Issue (i): whether a candidate who had not claimed backward-area reservation in the application form and had not filed the required certificate within time could be admitted against a subsequently vacant reserved seat on compassionate ground, and whether an additional seat could be created for another candidate.
Analysis: Admission to professional courses must conform to the prescribed eligibility conditions and the merit-cum-reservation scheme. A claim to a reserved seat cannot be entertained when no such claim was made in the application and the supporting certificate was not filed within the prescribed time. The candidate who had applied in proper form with the required certificate had the better claim to the vacant reserved seat. A direction to create an additional seat was not warranted.

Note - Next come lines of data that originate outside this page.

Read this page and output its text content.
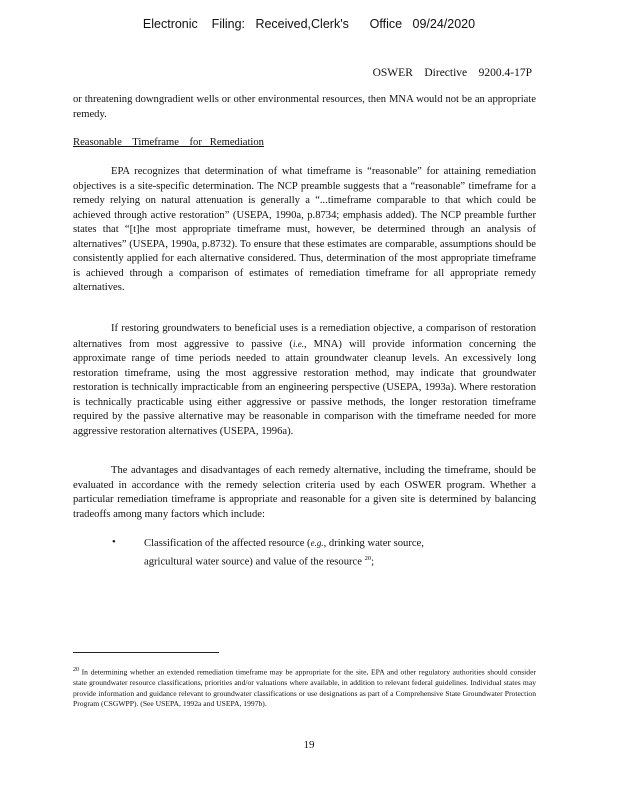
Electronic    Filing:   Received,Clerk's      Office   09/24/2020
OSWER    Directive    9200.4-17P
or threatening downgradient wells or other environmental resources, then MNA would not be an appropriate remedy.
Reasonable    Timeframe    for   Remediation
EPA recognizes that determination of what timeframe is “reasonable” for attaining remediation objectives is a site-specific determination. The NCP preamble suggests that a “reasonable” timeframe for a remedy relying on natural attenuation is generally a “...timeframe comparable to that which could be achieved through active restoration” (USEPA, 1990a, p.8734; emphasis added). The NCP preamble further states that “[t]he most appropriate timeframe must, however, be determined through an analysis of alternatives” (USEPA, 1990a, p.8732). To ensure that these estimates are comparable, assumptions should be consistently applied for each alternative considered. Thus, determination of the most appropriate timeframe is achieved through a comparison of estimates of remediation timeframe for all appropriate remedy alternatives.
If restoring groundwaters to beneficial uses is a remediation objective, a comparison of restoration alternatives from most aggressive to passive (i.e., MNA) will provide information concerning the approximate range of time periods needed to attain groundwater cleanup levels. An excessively long restoration timeframe, using the most aggressive restoration method, may indicate that groundwater restoration is technically impracticable from an engineering perspective (USEPA, 1993a). Where restoration is technically practicable using either aggressive or passive methods, the longer restoration timeframe required by the passive alternative may be reasonable in comparison with the timeframe needed for more aggressive restoration alternatives (USEPA, 1996a).
The advantages and disadvantages of each remedy alternative, including the timeframe, should be evaluated in accordance with the remedy selection criteria used by each OSWER program. Whether a particular remediation timeframe is appropriate and reasonable for a given site is determined by balancing tradeoffs among many factors which include:
•	Classification of the affected resource (e.g., drinking water source, agricultural water source) and value of the resource $^{20}$;
$^{20}$ In determining whether an extended remediation timeframe may be appropriate for the site, EPA and other regulatory authorities should consider state groundwater resource classifications, priorities and/or valuations where available, in addition to relevant federal guidelines. Individual states may provide information and guidance relevant to groundwater classifications or use designations as part of a Comprehensive State Groundwater Protection Program (CSGWPP). (See USEPA, 1992a and USEPA, 1997b).
19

Conclusion: The direction admitting the first respondent against the vacant seat was set aside, and the second respondent was held entitled to be admitted against that vacant seat. The direction to create an additional seat did not survive.
Issue (ii): whether the statutory limit on admission capacity in dental institutions could be overridden by judicial direction.
Analysis: The Dentists Act regulates admission capacity in dental colleges and permits increase in intake only with previous permission of the Central Government. Judicial orders cannot compel authorities to violate the statutory ceiling fixed on the basis of infrastructure, staff and related requirements. A direction to create a seat without such permission would defeat the statutory scheme.
Conclusion: The order creating an additional seat was contrary to the statutory framework and could not be sustained.
Final Conclusion: The appeals succeeded in part by restoring the statutory admission scheme, substituting the proper claimant for the reserved vacancy, and rejecting the direction to expand intake beyond the sanctioned capacity.
Ratio Decidendi: Courts cannot direct admission in disregard of statutory eligibility requirements or compel creation of additional seats in professional courses where intake capacity is fixed by law and can be increased only with the requisite governmental permission.